Technology, coupled with the global economy, has accelerated the need for organizational change. Competition drives companies to take action or be left behind.
But it wouldn’t be right to talk about organizational change without considering the people who make up the organization. How do employees cope with sudden—and often significant—change in their workplace?
With the ever increasing demand for employees to change the way they work, I thought it might be worthwhile to look at how the modern employee reacts to change.
Don’t let employee productivity suffer during organizational change.
Towers Watson’s 2014 Global Workforce Study
Towers Watson’s 2014 “Global Workforce Study” interviewed more than 32,000 employees, drawn from medium-sized and large business organizations across a range of industries, and from 26 global markets. The aim was to take the pulse of changing attitudes that affect employees’ attraction, engagement, productivity and retention during organizational change.
Based on their research, I’ve compiled the hard hitting facts on how employees today view organizational change and what employers should be looking at in order to retain their best talent
1. 70% of Employees are Experiencing Change
The study found that more than 70% of employees had experienced major change in the last year. These included mergers and acquisitions, downsizing, outsourcing of jobs and general restructuring.
2. Organizations Expect Significant Change
Equally important, the study indicates that this level of change will most likely continue. Of the organizations surveyed, in the next 3 years, 69% expect to expand internationally; 55% expect a merger or acquisition; another 55% expect some sort of outsourcing or offshoring; and, 25% of employers believed that they would need to cut back on their staff.
While these changes are occurring, there will also be transformational changes that affect the day-to-day routine of employees. These include changing work hours, changing daily business operations and adopting new technologies.
Changing a technology will require employees to learn and adapt to the new system quickly and with a minimum of organizational disruption.
3. Change Negatively Impacts Employees’ Attitudes
The Global Workforce Study showed that staff experiencing major change in their organization have less positive views of the following aspects of their job, listed most negative to least.
- Company image
- Company leadership
- Personal their career development
- Their performance evaluation
- Customer focus, empowerment
- Compensation and benefits
- Training, engagement
4. Failed Change Doesn’t Make Employees Want More Change
The degree to which employees’ attitudes differ from the global average has much to do with change that has failed. If an organization is proactive with effective change and communication strategies, they are 3.5 times more likely to outperform companies that do not.
And many do.
Around 50% of change projects work well initially, however, in the long-term, only 25% meet their objectives.
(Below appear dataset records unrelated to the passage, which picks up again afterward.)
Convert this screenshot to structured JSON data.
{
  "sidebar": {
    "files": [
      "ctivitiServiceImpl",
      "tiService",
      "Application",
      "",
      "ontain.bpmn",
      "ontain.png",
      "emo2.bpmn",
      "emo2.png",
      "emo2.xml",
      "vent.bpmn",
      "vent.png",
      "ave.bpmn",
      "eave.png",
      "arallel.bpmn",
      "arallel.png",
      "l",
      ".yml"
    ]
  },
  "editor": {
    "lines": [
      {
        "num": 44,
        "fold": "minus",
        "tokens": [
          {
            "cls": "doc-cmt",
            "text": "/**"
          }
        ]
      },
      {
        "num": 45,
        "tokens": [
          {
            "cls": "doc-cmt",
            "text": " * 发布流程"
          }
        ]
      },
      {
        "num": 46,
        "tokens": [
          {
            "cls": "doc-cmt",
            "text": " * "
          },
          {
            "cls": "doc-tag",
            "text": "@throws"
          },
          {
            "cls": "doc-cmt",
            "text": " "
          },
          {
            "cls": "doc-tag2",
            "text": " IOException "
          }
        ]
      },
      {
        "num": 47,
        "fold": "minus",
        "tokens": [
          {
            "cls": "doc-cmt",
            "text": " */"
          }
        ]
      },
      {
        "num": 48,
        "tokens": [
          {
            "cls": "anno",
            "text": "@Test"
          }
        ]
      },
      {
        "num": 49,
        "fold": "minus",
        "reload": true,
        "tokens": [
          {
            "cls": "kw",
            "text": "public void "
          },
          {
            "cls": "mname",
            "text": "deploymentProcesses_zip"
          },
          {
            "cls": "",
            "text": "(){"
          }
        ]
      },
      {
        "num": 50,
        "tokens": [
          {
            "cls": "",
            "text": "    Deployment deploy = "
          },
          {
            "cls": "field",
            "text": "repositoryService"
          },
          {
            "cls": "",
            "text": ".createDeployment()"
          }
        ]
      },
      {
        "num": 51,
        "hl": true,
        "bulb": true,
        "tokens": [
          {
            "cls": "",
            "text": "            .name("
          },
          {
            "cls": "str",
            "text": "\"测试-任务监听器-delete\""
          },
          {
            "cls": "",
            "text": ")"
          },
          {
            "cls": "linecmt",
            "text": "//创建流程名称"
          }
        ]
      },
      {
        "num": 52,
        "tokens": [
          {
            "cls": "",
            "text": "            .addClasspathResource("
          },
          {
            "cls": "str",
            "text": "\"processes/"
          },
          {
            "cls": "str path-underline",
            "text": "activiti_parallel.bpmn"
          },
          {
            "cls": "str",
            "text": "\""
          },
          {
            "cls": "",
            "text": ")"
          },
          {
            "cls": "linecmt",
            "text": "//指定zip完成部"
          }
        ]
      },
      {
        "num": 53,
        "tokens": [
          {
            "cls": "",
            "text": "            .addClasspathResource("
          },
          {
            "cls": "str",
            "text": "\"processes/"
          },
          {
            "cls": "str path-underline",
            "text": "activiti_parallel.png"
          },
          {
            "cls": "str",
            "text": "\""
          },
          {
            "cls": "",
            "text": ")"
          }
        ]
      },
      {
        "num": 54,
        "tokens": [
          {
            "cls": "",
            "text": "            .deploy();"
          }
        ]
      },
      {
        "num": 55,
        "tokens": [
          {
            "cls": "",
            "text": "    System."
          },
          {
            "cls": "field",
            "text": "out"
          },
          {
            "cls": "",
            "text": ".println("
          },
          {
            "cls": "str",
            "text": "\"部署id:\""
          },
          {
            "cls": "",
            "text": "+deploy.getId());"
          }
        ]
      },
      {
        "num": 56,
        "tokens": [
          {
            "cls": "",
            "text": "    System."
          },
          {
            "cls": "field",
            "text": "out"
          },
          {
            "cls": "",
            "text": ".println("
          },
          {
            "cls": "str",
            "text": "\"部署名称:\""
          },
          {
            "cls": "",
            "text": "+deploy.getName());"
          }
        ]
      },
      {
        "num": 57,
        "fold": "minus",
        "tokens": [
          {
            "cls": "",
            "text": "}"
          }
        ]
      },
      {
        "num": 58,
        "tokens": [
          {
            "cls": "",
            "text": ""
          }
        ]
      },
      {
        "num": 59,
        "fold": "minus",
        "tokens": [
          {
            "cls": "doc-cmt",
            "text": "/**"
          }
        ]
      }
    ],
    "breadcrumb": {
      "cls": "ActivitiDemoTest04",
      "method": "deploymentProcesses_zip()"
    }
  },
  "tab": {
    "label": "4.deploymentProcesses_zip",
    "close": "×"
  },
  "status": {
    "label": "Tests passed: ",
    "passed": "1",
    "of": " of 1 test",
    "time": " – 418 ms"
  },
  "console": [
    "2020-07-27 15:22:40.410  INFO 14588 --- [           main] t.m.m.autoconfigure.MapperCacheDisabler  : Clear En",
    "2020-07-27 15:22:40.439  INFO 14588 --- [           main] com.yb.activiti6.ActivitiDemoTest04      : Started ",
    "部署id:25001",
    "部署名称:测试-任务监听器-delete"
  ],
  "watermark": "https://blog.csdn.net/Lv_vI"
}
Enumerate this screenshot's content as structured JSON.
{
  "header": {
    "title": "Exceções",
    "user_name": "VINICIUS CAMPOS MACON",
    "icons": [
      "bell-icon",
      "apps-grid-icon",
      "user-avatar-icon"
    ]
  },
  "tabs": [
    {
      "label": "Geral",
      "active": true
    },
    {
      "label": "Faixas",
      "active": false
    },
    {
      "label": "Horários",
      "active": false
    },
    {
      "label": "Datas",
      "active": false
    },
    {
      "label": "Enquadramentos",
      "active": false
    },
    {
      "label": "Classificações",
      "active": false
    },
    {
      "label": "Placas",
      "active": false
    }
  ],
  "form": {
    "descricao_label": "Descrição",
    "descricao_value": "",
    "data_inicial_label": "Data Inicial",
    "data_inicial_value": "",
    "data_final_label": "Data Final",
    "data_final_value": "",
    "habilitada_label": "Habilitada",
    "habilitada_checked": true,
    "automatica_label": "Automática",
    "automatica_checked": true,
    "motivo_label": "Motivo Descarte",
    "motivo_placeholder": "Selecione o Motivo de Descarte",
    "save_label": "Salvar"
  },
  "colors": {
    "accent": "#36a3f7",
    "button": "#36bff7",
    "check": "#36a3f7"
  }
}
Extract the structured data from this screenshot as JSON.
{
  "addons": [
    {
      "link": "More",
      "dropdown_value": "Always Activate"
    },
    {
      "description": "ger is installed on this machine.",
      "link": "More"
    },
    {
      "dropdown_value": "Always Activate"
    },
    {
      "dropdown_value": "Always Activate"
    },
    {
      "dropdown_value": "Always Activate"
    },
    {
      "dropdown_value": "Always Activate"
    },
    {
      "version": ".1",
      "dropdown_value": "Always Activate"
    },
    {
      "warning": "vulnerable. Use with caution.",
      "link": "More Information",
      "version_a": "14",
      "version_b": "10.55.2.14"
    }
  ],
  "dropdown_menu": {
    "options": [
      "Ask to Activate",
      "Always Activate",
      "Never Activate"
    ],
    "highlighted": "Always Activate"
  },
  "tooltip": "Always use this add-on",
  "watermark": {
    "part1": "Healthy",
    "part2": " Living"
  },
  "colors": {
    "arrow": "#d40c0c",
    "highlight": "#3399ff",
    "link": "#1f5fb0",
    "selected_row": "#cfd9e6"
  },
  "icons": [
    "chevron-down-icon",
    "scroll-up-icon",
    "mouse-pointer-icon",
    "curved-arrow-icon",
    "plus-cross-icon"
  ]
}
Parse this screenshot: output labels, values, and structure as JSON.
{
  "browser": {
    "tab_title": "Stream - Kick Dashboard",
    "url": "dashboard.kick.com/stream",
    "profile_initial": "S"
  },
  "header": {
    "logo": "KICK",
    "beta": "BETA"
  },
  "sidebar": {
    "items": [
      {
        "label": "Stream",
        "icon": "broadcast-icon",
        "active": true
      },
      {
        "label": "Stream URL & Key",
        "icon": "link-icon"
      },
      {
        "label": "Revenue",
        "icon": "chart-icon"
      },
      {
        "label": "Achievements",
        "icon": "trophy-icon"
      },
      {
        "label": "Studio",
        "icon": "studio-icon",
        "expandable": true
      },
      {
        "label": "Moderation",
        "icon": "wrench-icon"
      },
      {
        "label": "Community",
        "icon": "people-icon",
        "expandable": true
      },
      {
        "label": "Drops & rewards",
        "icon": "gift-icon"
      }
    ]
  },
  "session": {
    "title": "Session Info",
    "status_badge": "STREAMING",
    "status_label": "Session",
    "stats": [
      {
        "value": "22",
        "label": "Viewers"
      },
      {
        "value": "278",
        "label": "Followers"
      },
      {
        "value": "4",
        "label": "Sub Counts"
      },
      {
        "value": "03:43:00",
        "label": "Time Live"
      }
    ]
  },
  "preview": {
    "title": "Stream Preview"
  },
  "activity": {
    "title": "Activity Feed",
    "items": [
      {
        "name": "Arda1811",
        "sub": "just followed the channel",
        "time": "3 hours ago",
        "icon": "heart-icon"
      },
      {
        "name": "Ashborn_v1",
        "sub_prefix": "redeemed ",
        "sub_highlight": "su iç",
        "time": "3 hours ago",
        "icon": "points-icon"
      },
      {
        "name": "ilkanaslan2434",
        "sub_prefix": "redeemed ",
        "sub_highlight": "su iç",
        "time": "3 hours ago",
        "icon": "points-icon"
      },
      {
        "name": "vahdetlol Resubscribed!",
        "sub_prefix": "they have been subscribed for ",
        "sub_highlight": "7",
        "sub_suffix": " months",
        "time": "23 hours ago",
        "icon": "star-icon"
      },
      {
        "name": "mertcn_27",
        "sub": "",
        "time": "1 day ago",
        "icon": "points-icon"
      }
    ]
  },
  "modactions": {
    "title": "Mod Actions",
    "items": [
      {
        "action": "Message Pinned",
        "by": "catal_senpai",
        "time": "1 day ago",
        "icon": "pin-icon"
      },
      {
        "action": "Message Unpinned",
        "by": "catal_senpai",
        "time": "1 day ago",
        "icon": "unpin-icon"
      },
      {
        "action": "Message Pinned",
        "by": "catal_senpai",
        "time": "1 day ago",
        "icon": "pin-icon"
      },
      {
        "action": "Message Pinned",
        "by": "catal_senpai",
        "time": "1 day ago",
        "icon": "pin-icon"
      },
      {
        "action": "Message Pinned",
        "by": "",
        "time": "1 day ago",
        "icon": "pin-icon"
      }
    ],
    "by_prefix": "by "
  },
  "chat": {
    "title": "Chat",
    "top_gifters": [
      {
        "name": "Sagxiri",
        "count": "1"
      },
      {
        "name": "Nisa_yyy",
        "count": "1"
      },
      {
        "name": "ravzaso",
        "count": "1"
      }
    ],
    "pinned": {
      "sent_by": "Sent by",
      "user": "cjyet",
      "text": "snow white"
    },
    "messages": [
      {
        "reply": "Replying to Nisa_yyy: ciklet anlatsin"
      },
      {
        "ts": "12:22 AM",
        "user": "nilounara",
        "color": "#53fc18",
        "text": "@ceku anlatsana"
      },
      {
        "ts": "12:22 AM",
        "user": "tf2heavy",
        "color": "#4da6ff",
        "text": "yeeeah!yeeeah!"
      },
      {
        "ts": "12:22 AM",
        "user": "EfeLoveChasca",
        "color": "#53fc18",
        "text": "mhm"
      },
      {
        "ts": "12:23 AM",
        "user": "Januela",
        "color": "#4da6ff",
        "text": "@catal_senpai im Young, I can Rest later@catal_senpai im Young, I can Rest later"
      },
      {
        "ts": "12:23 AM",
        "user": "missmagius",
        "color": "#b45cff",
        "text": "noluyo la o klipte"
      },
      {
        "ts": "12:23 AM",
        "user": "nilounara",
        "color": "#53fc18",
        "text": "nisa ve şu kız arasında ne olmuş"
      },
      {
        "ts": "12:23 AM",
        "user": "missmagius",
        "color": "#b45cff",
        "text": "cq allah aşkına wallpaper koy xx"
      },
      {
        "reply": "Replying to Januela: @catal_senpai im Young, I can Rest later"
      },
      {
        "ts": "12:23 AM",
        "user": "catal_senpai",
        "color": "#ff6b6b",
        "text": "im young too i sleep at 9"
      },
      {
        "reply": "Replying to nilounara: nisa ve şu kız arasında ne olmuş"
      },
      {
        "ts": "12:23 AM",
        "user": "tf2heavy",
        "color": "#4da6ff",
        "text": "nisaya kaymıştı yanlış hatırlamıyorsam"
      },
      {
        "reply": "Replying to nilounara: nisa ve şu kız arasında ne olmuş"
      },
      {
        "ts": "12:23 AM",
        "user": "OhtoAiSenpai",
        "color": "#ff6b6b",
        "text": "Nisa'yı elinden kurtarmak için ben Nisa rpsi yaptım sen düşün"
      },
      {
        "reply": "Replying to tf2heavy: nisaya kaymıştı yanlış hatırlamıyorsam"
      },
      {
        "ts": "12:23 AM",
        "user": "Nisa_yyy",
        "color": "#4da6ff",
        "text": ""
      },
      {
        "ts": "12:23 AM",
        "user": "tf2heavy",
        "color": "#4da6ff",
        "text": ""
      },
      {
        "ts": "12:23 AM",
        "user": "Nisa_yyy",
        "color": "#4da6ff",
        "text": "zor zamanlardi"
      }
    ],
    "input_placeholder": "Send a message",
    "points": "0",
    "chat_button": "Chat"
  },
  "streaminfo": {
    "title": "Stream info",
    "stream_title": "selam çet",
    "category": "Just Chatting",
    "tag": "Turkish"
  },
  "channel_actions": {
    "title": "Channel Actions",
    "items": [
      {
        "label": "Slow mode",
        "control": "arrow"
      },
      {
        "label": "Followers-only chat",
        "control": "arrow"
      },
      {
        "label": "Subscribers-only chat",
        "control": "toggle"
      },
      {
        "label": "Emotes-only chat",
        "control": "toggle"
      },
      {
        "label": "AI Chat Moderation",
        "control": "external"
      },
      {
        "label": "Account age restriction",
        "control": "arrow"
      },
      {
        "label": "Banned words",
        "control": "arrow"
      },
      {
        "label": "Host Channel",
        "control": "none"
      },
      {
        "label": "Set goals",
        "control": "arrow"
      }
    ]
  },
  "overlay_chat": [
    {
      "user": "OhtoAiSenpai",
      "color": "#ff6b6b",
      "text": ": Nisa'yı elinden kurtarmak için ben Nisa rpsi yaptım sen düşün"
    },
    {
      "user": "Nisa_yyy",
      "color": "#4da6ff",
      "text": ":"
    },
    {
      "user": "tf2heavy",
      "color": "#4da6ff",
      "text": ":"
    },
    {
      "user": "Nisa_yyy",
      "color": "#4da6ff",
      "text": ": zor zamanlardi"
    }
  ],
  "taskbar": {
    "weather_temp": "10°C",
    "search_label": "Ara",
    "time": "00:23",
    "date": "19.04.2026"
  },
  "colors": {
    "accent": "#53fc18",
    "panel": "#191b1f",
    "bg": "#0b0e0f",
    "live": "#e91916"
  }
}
5. An Employee’s Initial Attitude Affects How They Embrace Change
The change itself and the way it is managed are only part of the equation; a large part of how employees react to change is influenced by their existing attitude towards change.
In the Global Workforce Study, participants were asked if they like new experiences, embrace change, are usually among the first people to try new technologies and if they are happy to take risks to get the most out of life.
Those who agreed with these statements were more likely to prefer change. Those who prefer stability were more likely to disagree with those statements.
Further, the study found that employees who prefer change are three times more likely to be highly engaged at work than those who prefer stability.
How to Positively Impact Employee Attitudes During Change
The Global Workforce Study found three areas that employers should address in order to manage successful change.
Focus on the Fundamentals
Employees rely on the basics of their business organization to be effective regardless of the status of change. Don’t lose sight of the importance of aspects like leadership, communication, training, learning, and measurement during major changes.
Evaluate Employees Before and During Change
Fully evaluate the work culture, employee readiness for change and the impact of change on people. Having an understanding of this will shape strategies to better adapt to your specific challenges in the change process.
Training Managers for Change
Empower managers with the tools and information they need to be central to change. Effective training ensures they can make an impact and can be held accountable for the success of the change.
What We Learned From the Global Workforce Study
The rate at which change is happening is not expected to slow down anytime soon – and yet, to date, only one in four changes achieves its objective. The big question is how an organization can carry out change management effectively, giving them a competitive advantage, while not having to deal with high turnover rates or a loss in productivity.
Large organizational change can only be successful if change managers focus on engaging employees who will ultimately carry the weight of a changing workplace. Doing so requires a deep understanding of the different attitudes employees may have towards change and how to play to their strengths.